Khalil Gibran Muhammad,[1] PhD, a native of Chicago’s South Side, is the Director of the Schomburg Center for Research in Black Culture, The New York Public Library. Muhammad is a former professor of African-American history at Indiana University.[2]

Crain's New York Business[3] chose Muhammad as one of its 40 under Forty class of 2011 honorees.

Contents

Background

Muhammad is the great-grandson of of Elijah Muhammad.[4] His father is the noted Pulitzer Prize-winning New York Times photographer Ozier Muhammad.[5] He graduated from the University of Pennsylvania with a B.A. in Economics in 1993. After working at Deloitte & Touche LLP, Muhammad received his Ph.D. in American History from Rutgers University in 2004, specializing in 20th-century U.S. and African-American history. He spent two years as an Andrew W. Mellon Postdoctoral Fellow at the Vera Institute of Justice, a nonprofit criminal justice reform agency in New York City, before joining the faculty of Indiana University.

Publications

Muhammad is the author of The Condemnation of Blackness: Race, Crime, and the Making of Modern Urban America.[6] The Condemnation of Blackness won the American Studies Association John Hope Franklin Publication Prize.[7] The annual prize is awarded to the best published book in American studies.[8]

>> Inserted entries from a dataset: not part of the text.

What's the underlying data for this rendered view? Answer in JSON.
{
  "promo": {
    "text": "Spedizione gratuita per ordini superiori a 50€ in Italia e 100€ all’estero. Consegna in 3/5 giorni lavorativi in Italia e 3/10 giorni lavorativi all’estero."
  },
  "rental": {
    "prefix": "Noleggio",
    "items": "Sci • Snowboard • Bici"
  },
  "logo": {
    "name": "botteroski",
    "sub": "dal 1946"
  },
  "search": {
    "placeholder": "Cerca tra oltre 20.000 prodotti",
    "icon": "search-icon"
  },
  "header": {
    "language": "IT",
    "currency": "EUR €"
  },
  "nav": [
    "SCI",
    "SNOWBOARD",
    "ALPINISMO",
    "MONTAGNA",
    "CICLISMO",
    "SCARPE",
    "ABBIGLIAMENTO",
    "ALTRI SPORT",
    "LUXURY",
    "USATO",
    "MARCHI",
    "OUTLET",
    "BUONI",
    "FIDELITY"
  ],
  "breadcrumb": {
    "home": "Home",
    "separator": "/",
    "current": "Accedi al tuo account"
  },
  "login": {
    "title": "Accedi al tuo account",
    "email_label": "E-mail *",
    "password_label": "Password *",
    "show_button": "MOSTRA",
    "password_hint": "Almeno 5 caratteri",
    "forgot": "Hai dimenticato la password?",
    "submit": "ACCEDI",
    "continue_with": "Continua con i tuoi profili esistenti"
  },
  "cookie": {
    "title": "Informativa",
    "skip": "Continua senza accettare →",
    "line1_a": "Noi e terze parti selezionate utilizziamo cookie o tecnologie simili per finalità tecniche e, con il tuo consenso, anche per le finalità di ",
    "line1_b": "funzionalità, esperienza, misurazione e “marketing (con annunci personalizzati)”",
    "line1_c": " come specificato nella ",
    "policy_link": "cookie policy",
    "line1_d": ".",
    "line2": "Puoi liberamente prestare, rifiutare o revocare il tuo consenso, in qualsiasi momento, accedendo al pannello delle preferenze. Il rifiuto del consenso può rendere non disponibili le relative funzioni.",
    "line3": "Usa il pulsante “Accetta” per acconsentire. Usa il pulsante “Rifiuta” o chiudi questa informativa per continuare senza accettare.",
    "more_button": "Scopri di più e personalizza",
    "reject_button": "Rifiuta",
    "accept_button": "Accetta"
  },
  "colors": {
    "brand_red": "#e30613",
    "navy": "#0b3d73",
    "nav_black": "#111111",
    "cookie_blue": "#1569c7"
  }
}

As an academic, Muhammad is at the forefront of scholarship on the enduring link between race and crime that has shaped and limited opportunities for African Americans. Muhammad is now working on his second book, Disappearing Acts: The End of White Criminality in the Age of Jim Crow,[9] which traces the historical roots of the changing demographics of crime and punishment so evident today.

He has been an Associate Editor of The Journal of American History,[10] and was recently appointed to the Editorial Board of Transition Magazine, published by the W.E.B. Du Bois Institute at Harvard University.